Moody’s Investors Service has put on review for downgrade 1,079 tranches from 299 shifting interest/pro-rata U.S. residential mortgage-backed securities transactions that are reaching or getting closer to the end of their terms, based on surveillance methodology published this month.
“Securities being placed on review for downgrade are those that show sensitivity to a preliminary stress scenario analysis. We will resolve the watch action after conducting a detailed review of the transaction structures. In addition, we will take into account updated performance information,” Moody’s analysts said in recent report.

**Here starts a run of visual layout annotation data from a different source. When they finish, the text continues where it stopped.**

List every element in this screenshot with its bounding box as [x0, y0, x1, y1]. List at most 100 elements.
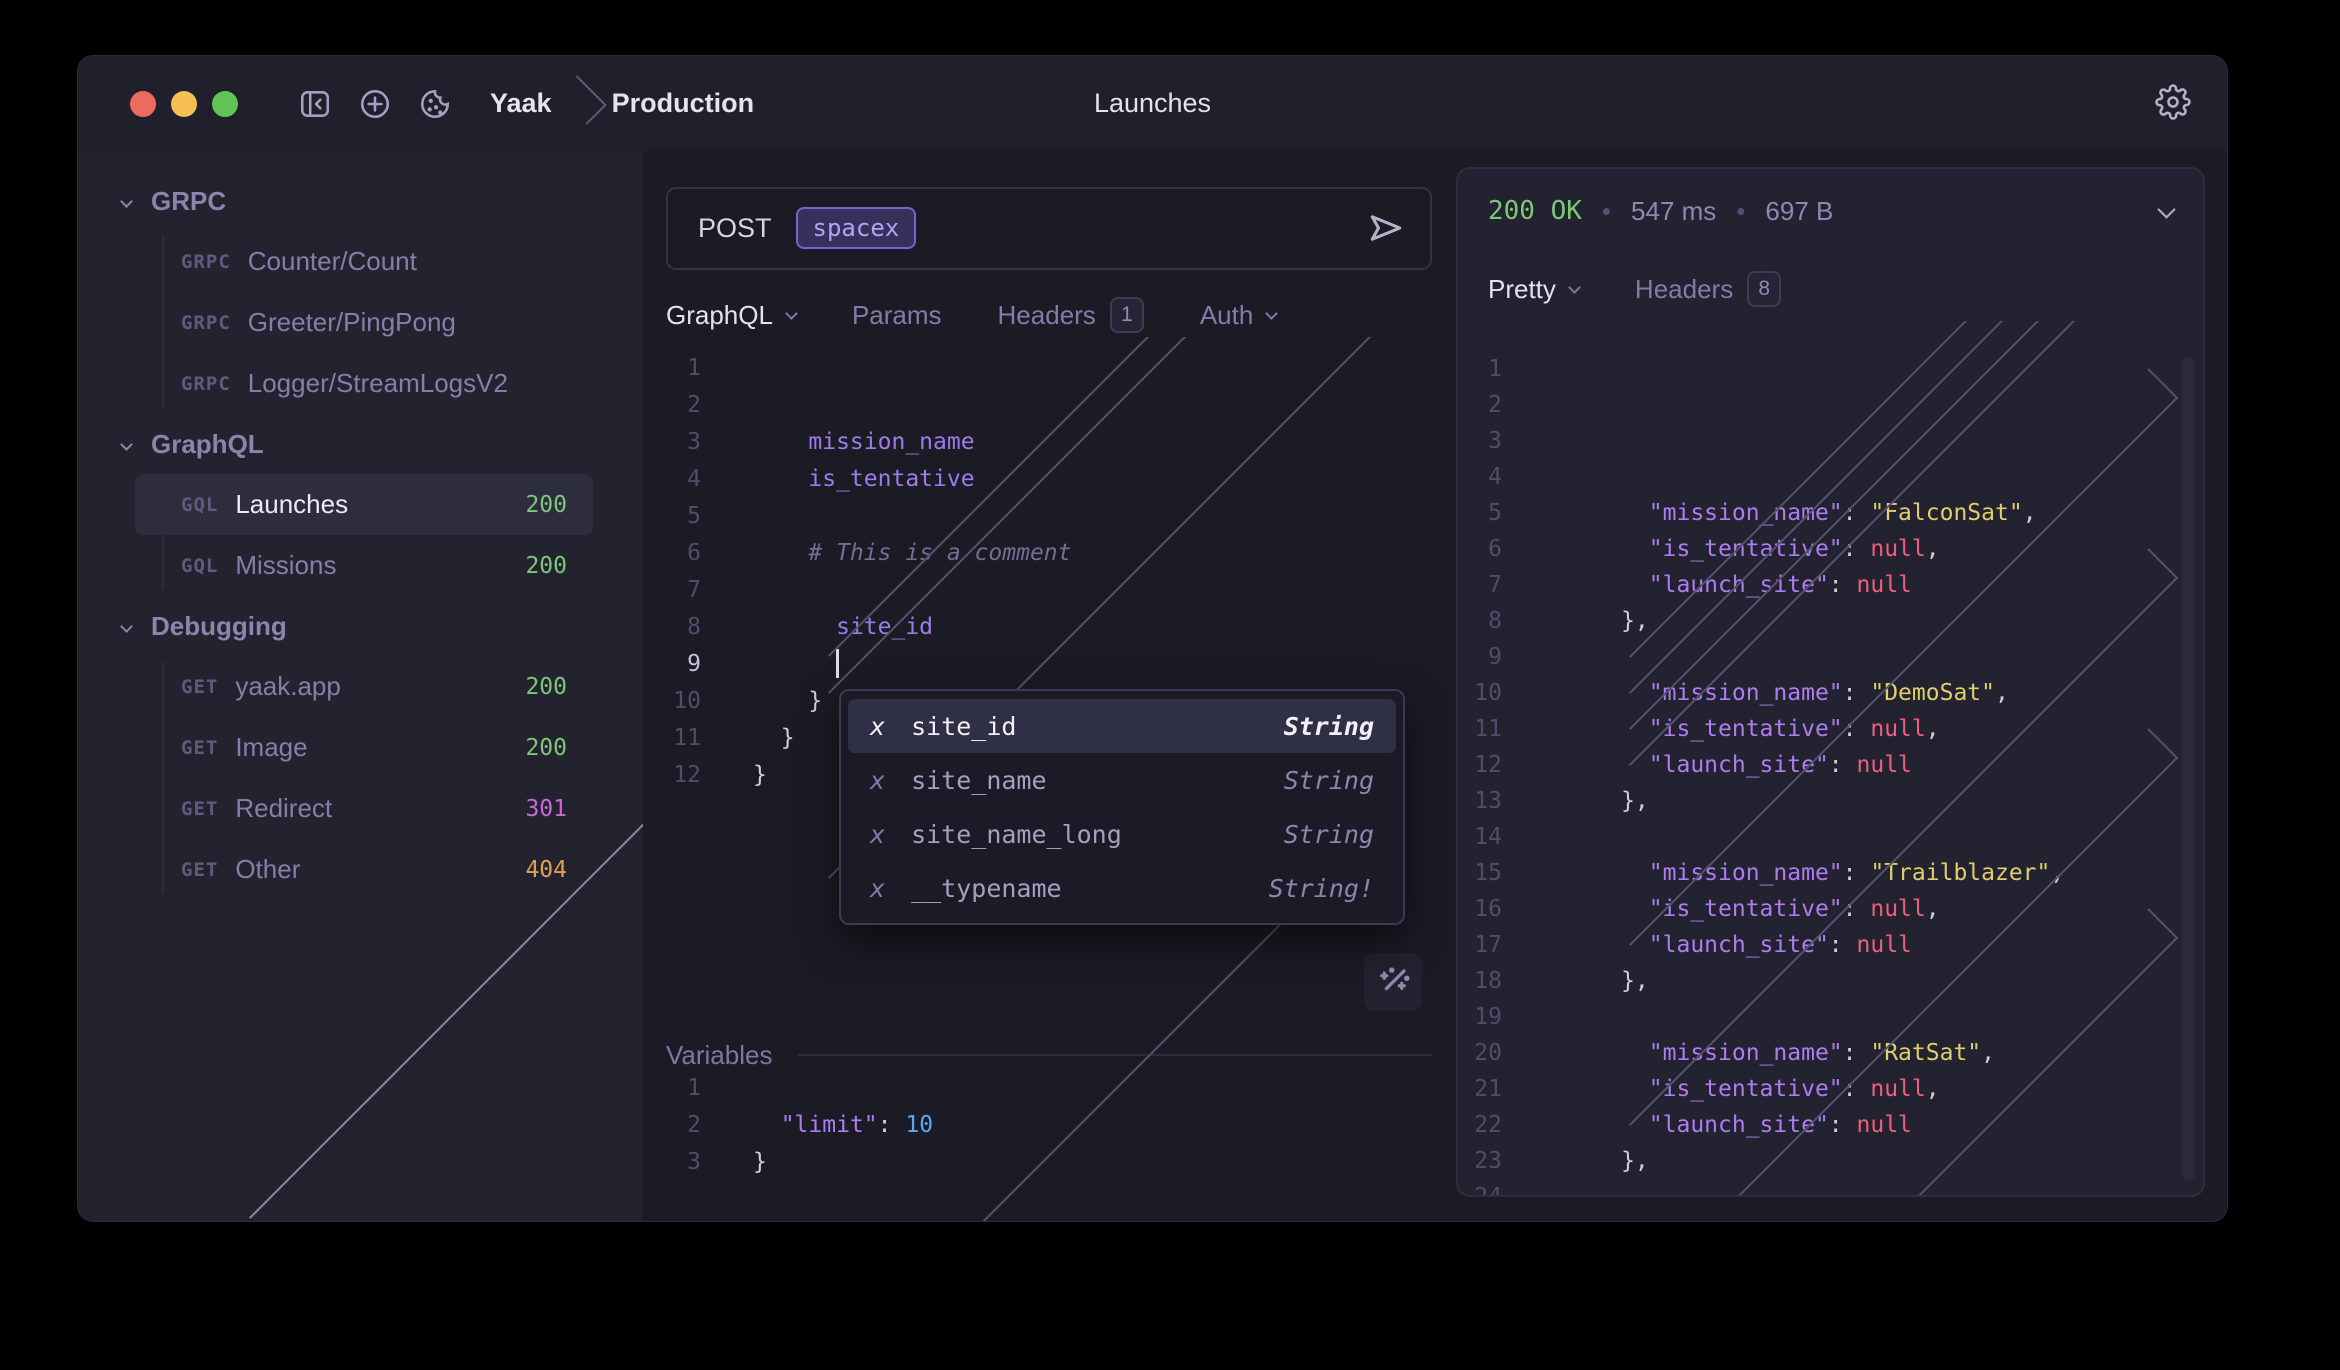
- fold-toggle-icon[interactable]: [1502, 1176, 2203, 1197]
- line-number: 10: [666, 688, 701, 714]
- sidebar-section-update-server[interactable]: Update Server: [78, 900, 643, 960]
- sidebar-section-label: GRPC: [151, 186, 226, 217]
- request-tab-auth[interactable]: Auth: [1200, 300, 1277, 331]
- fold-toggle-icon[interactable]: [701, 569, 1432, 611]
- tab-label: GraphQL: [666, 300, 773, 331]
- code-text: "mission_name": "RatSat",: [1538, 1040, 1995, 1066]
- line-number: 6: [666, 540, 701, 566]
- autocomplete-type: String: [1284, 766, 1374, 795]
- cookie-icon[interactable]: [418, 87, 452, 121]
- autocomplete-popup: xsite_idStringxsite_nameStringxsite_name…: [839, 689, 1405, 925]
- line-number: 12: [666, 762, 701, 788]
- field-kind-icon: x: [870, 874, 885, 903]
- sidebar-section-graphql[interactable]: GraphQL: [78, 414, 643, 474]
- field-kind-icon: x: [870, 766, 885, 795]
- code-text: "is_tentative": null,: [1538, 1076, 1940, 1102]
- response-tabs: Pretty Headers8: [1488, 267, 2203, 311]
- line-number: 10: [1458, 680, 1502, 706]
- line-number: 9: [666, 651, 701, 677]
- collapse-response-icon[interactable]: [2160, 203, 2173, 219]
- sidebar-item-yaak-app[interactable]: GETyaak.app200: [135, 656, 593, 717]
- tab-label: Params: [852, 300, 942, 331]
- sidebar-item-redirect[interactable]: GETRedirect301: [135, 778, 593, 839]
- breadcrumb-app[interactable]: Yaak: [490, 88, 552, 119]
- autocomplete-item-site_id[interactable]: xsite_idString: [848, 699, 1396, 753]
- sidebar-item-launches[interactable]: GQLLaunches200: [135, 474, 593, 535]
- request-name: Missions: [235, 550, 336, 581]
- breadcrumb-workspace[interactable]: Production: [612, 88, 755, 119]
- status-badge: 301: [525, 796, 567, 822]
- line-number: 19: [1458, 1004, 1502, 1030]
- request-tab-params[interactable]: Params: [852, 300, 942, 331]
- sidebar-item-missions[interactable]: GQLMissions200: [135, 535, 593, 596]
- line-number: 2: [666, 1112, 701, 1138]
- new-request-icon[interactable]: [358, 87, 392, 121]
- autocomplete-label: site_name: [911, 766, 1046, 795]
- url-bar[interactable]: POST spacex: [666, 187, 1432, 270]
- traffic-lights: [130, 91, 238, 117]
- line-number: 23: [1458, 1148, 1502, 1174]
- sidebar-item-logger-streamlogsv2[interactable]: GRPCLogger/StreamLogsV2: [135, 353, 593, 414]
- line-number: 1: [666, 1075, 701, 1101]
- sidebar-item-greeter-pingpong[interactable]: GRPCGreeter/PingPong: [135, 292, 593, 353]
- settings-gear-icon[interactable]: [2155, 84, 2191, 123]
- toggle-sidebar-icon[interactable]: [298, 87, 332, 121]
- response-line: 12 "launch_site": null: [1458, 747, 2203, 783]
- response-tab-headers[interactable]: Headers8: [1635, 271, 1781, 307]
- line-number: 15: [1458, 860, 1502, 886]
- request-tab-headers[interactable]: Headers1: [998, 297, 1144, 333]
- sidebar-item-image[interactable]: GETImage200: [135, 717, 593, 778]
- sidebar-section-debugging[interactable]: Debugging: [78, 596, 643, 656]
- response-tab-pretty[interactable]: Pretty: [1488, 274, 1579, 305]
- sidebar-section-label: Debugging: [151, 611, 287, 642]
- response-line: 23 },: [1458, 1143, 2203, 1179]
- send-request-icon[interactable]: [1366, 208, 1406, 248]
- field-kind-icon: x: [870, 820, 885, 849]
- request-tab-graphql[interactable]: GraphQL: [666, 300, 796, 331]
- line-number: 3: [1458, 428, 1502, 454]
- minimize-window-button[interactable]: [171, 91, 197, 117]
- line-number: 20: [1458, 1040, 1502, 1066]
- breadcrumb[interactable]: Yaak Production: [490, 79, 754, 128]
- response-scrollbar[interactable]: [2182, 357, 2195, 1181]
- request-method-tag: GET: [181, 676, 218, 698]
- tab-label: Auth: [1200, 300, 1254, 331]
- line-number: 18: [1458, 968, 1502, 994]
- request-name: Image: [235, 732, 307, 763]
- line-number: 14: [1458, 824, 1502, 850]
- line-number: 8: [1458, 608, 1502, 634]
- sidebar-item-counter-count[interactable]: GRPCCounter/Count: [135, 231, 593, 292]
- url-template-chip[interactable]: spacex: [796, 207, 917, 249]
- titlebar: Yaak Production Launches: [78, 56, 2227, 151]
- chevron-down-icon: [785, 307, 798, 320]
- line-number: 22: [1458, 1112, 1502, 1138]
- line-number: 5: [1458, 500, 1502, 526]
- autocomplete-item-site_name_long[interactable]: xsite_name_longString: [848, 807, 1396, 861]
- code-text: "mission_name": "Trailblazer",: [1538, 860, 2064, 886]
- code-text: "is_tentative": null,: [1538, 896, 1940, 922]
- status-badge: 200: [525, 735, 567, 761]
- request-method-tag: GRPC: [181, 251, 231, 273]
- request-tabs: GraphQL Params Headers1 Auth: [666, 294, 1432, 337]
- variables-editor[interactable]: 1{2 "limit": 103}: [666, 1069, 1432, 1180]
- window-content: GRPCGRPCCounter/CountGRPCGreeter/PingPon…: [78, 151, 2227, 1221]
- autocomplete-item-site_name[interactable]: x site_name String: [848, 753, 1396, 807]
- line-number: 4: [1458, 464, 1502, 490]
- sidebar-section-grpc[interactable]: GRPC: [78, 171, 643, 231]
- request-method-label: POST: [698, 213, 772, 244]
- response-card: 200 OK • 547 ms • 697 B PrettyHeaders8 1…: [1456, 167, 2205, 1197]
- line-number: 3: [666, 1149, 701, 1175]
- field-kind-icon: x: [870, 712, 885, 741]
- zoom-window-button[interactable]: [212, 91, 238, 117]
- request-pane: POST spacex GraphQLParamsHeaders1Auth 1q…: [643, 151, 1452, 1221]
- code-text: "launch_site": null: [1538, 752, 1912, 778]
- separator-dot: •: [1602, 196, 1611, 227]
- autocomplete-item-typename[interactable]: x__typenameString!: [848, 861, 1396, 915]
- autocomplete-type: String: [1284, 820, 1374, 849]
- response-body-viewer[interactable]: 1{2 "data": {3 "launches": [4 {5 "missio…: [1458, 321, 2203, 1197]
- fold-toggle-icon[interactable]: [701, 1067, 1476, 1109]
- close-window-button[interactable]: [130, 91, 156, 117]
- response-pane: 200 OK • 547 ms • 697 B PrettyHeaders8 1…: [1452, 151, 2227, 1221]
- sidebar-section-label: GraphQL: [151, 429, 264, 460]
- format-wand-icon[interactable]: [1364, 953, 1422, 1011]
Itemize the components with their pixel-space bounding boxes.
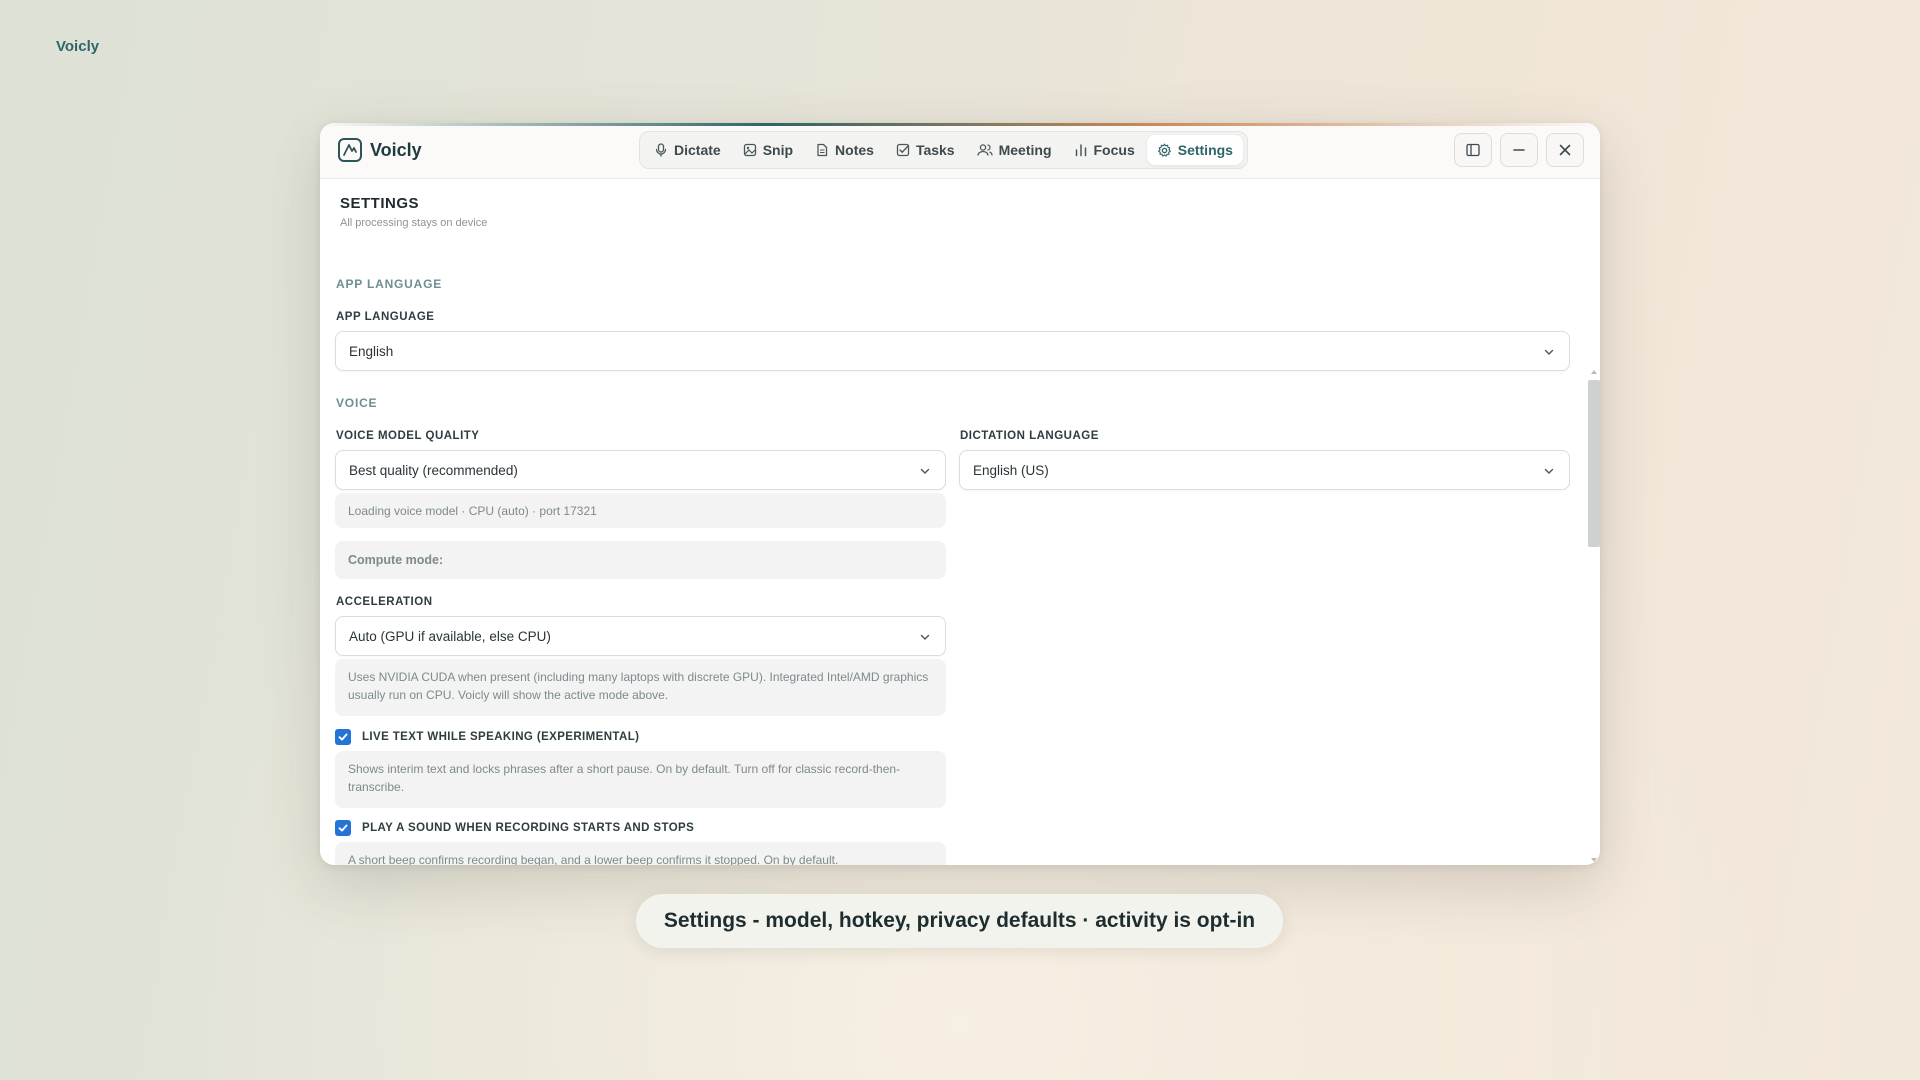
tab-label: Dictate <box>674 142 721 158</box>
sidebar-toggle-icon <box>1466 143 1480 157</box>
gear-icon <box>1157 143 1171 157</box>
section-app-language: APP LANGUAGE <box>336 277 443 291</box>
page-subtitle: All processing stays on device <box>340 217 488 229</box>
tab-settings[interactable]: Settings <box>1146 135 1243 165</box>
scroll-up-arrow[interactable] <box>1591 370 1597 374</box>
app-language-select[interactable]: English <box>335 331 1570 371</box>
tab-label: Settings <box>1177 142 1233 158</box>
scroll-down-arrow[interactable] <box>1591 858 1597 862</box>
acceleration-select[interactable]: Auto (GPU if available, else CPU) <box>335 616 946 656</box>
tab-meeting[interactable]: Meeting <box>967 135 1062 165</box>
chevron-down-icon <box>920 634 930 640</box>
sound-label[interactable]: PLAY A SOUND WHEN RECORDING STARTS AND S… <box>362 822 694 834</box>
select-value: Auto (GPU if available, else CPU) <box>349 629 551 644</box>
tab-tasks[interactable]: Tasks <box>886 135 965 165</box>
checkmark-icon <box>338 733 348 741</box>
sound-checkbox[interactable] <box>335 820 351 836</box>
sound-hint: A short beep confirms recording began, a… <box>335 842 946 865</box>
acceleration-hint: Uses NVIDIA CUDA when present (including… <box>335 659 946 716</box>
page-title: SETTINGS <box>340 195 420 212</box>
tab-dictate[interactable]: Dictate <box>644 135 731 165</box>
compute-mode-box: Compute mode: <box>335 541 946 579</box>
select-value: Best quality (recommended) <box>349 463 518 478</box>
window-accent-line <box>320 123 1600 126</box>
tab-label: Snip <box>762 142 794 158</box>
live-text-hint: Shows interim text and locks phrases aft… <box>335 751 946 808</box>
voice-model-select[interactable]: Best quality (recommended) <box>335 450 946 490</box>
dictation-language-label: DICTATION LANGUAGE <box>960 430 1099 442</box>
live-text-label[interactable]: LIVE TEXT WHILE SPEAKING (EXPERIMENTAL) <box>362 731 639 743</box>
select-value: English (US) <box>973 463 1049 478</box>
users-icon <box>976 144 993 156</box>
app-logo-icon <box>338 138 362 162</box>
voice-model-status: Loading voice model · CPU (auto) · port … <box>335 493 946 528</box>
scrollbar-thumb[interactable] <box>1588 380 1600 547</box>
chevron-down-icon <box>1544 468 1554 474</box>
tab-label: Tasks <box>915 142 955 158</box>
close-icon <box>1559 144 1571 156</box>
dictation-language-select[interactable]: English (US) <box>959 450 1570 490</box>
select-value: English <box>349 344 394 359</box>
settings-panel: SETTINGS All processing stays on device … <box>320 179 1600 865</box>
microphone-icon <box>655 143 667 157</box>
minimize-icon <box>1513 149 1525 151</box>
section-voice: VOICE <box>336 396 378 410</box>
live-text-checkbox[interactable] <box>335 729 351 745</box>
acceleration-label: ACCELERATION <box>336 596 433 608</box>
document-icon <box>817 143 828 157</box>
app-window: Voicly Dictate Snip Notes Tasks Meeting <box>320 123 1600 865</box>
tab-label: Meeting <box>998 142 1052 158</box>
chevron-down-icon <box>1544 349 1554 355</box>
image-icon <box>743 143 756 157</box>
titlebar: Voicly Dictate Snip Notes Tasks Meeting <box>320 123 1600 179</box>
desktop-brand: Voicly <box>56 38 100 55</box>
close-button[interactable] <box>1546 133 1584 167</box>
bar-chart-icon <box>1075 144 1086 157</box>
tab-snip[interactable]: Snip <box>733 135 803 165</box>
checkmark-icon <box>338 824 348 832</box>
chevron-down-icon <box>920 468 930 474</box>
tab-notes[interactable]: Notes <box>805 135 884 165</box>
voice-model-label: VOICE MODEL QUALITY <box>336 430 480 442</box>
minimize-button[interactable] <box>1500 133 1538 167</box>
tab-focus[interactable]: Focus <box>1064 135 1145 165</box>
tab-label: Notes <box>835 142 874 158</box>
app-language-label: APP LANGUAGE <box>336 311 435 323</box>
caption-banner: Settings - model, hotkey, privacy defaul… <box>636 894 1283 948</box>
main-nav: Dictate Snip Notes Tasks Meeting Focus S… <box>639 131 1248 169</box>
app-name: Voicly <box>370 140 422 160</box>
sidebar-toggle-button[interactable] <box>1454 133 1492 167</box>
checkbox-icon <box>896 143 910 157</box>
tab-label: Focus <box>1093 142 1135 158</box>
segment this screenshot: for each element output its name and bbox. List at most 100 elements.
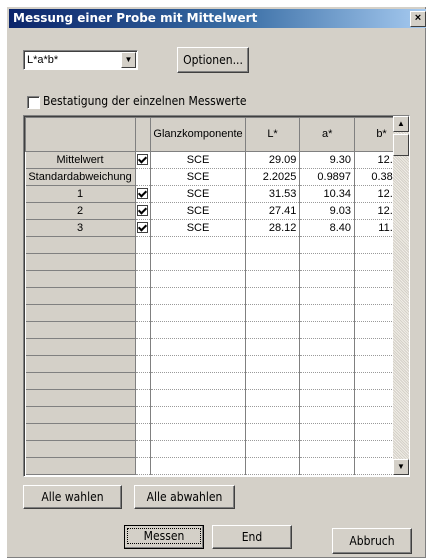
end-button[interactable]: End (212, 525, 292, 549)
cancel-button[interactable]: Abbruch (332, 528, 412, 554)
empty-table-row[interactable] (25, 321, 409, 339)
empty-cell (245, 338, 301, 356)
empty-cell (25, 372, 136, 390)
empty-cell (150, 423, 246, 441)
empty-cell (135, 372, 152, 390)
vertical-scrollbar[interactable]: ▲ ▼ (393, 116, 409, 475)
checkmark-icon[interactable] (137, 222, 149, 233)
options-button-label: Optionen... (183, 53, 243, 67)
empty-cell (135, 270, 152, 288)
table-row[interactable]: 1 SCE 31.53 10.34 12.70 (25, 185, 409, 203)
empty-table-row[interactable] (25, 304, 409, 322)
empty-cell (245, 287, 301, 305)
empty-cell (245, 270, 301, 288)
select-all-button[interactable]: Alle wahlen (23, 485, 122, 509)
empty-cell (299, 304, 356, 322)
empty-cell (299, 270, 356, 288)
empty-cell (150, 338, 246, 356)
l-value-cell: 28.12 (245, 219, 301, 237)
header-check (134, 117, 152, 152)
empty-cell (25, 236, 136, 254)
empty-cell (245, 406, 301, 424)
empty-cell (299, 372, 356, 390)
gloss-cell: SCE (150, 185, 246, 203)
empty-cell (135, 457, 152, 475)
empty-cell (25, 406, 136, 424)
table-row[interactable]: 3 SCE 28.12 8.40 11.99 (25, 219, 409, 237)
empty-table-row[interactable] (25, 253, 409, 271)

Collateral backing the tranches are jumbo, alternative-A credit, payment-option adjustable-rate mortgages, manufactured housing, and scratch and dent.
Deal vintages affected range from 1994 through 2007, current ratings are investment grade and as high as Moody’s top rating.
Issuers affected include certain securitization vehicles with the names ABN Amro, Banc of America, Bear Stearns, Cendant, Chase, CHL, Citi, Coast S&L, CSFB, CWMBS, First Horizon, Fund America Investors Corp., Deutsche Mortgage Securities, DSLA, GE Capital, GMAC, Green Tree Financial Corp., GSR, Harborview, Impac, JPMorgan, MASTR, Merrill Lynch, Morgan Stanley, Mortgage Pass-Through Certificates (MLMI), MRFC, Nomura, Ocwen, PHH, Prime Mortgage Trust, Provident Funding, RALI, RAMP, Real Estate Synthetic Investment Securities, RESI, RFMSI, RFSC, SACO, SBMS, Sequoia Mortgage Trust, Structured Adjustable Rate Mortgage Loan Trust, Structured Asset Mortgage Investments, Structured Asset Securities Corp., Thornburg, Vanderbilt Mortgage and Finance, WaMu and Washington Mutual, Wilshire and Wells Fargo.
“The ratings reflect the exposure of these bonds to tail risk due to the pro-rata pay nature of the transactions,” the company’s researchers said. “Tail risk is the risk of a disproportionately large loss (based on current balance of the pool) on the underlying pool at the end of a transactions' term when few loans remain in the pool and credit enhancement although high in percentage terms may be very low in dollar terms.
“Shifting interest transactions in which the subordinate bonds receive a portion of prepayment and principal, and where there are no credit enhancement floors, expose the most senior bonds to tail risk by depleting the dollar credit enhancement available to absorb future losses. Tail risk on pro-rata structures has been exacerbated recently as high prepayments have paid down pools faster and clean-up calls by issuers (at 10% pool factor) have diminished.”
The principal methodology used in the ratings was published after a review period this spring that closed about a month ago.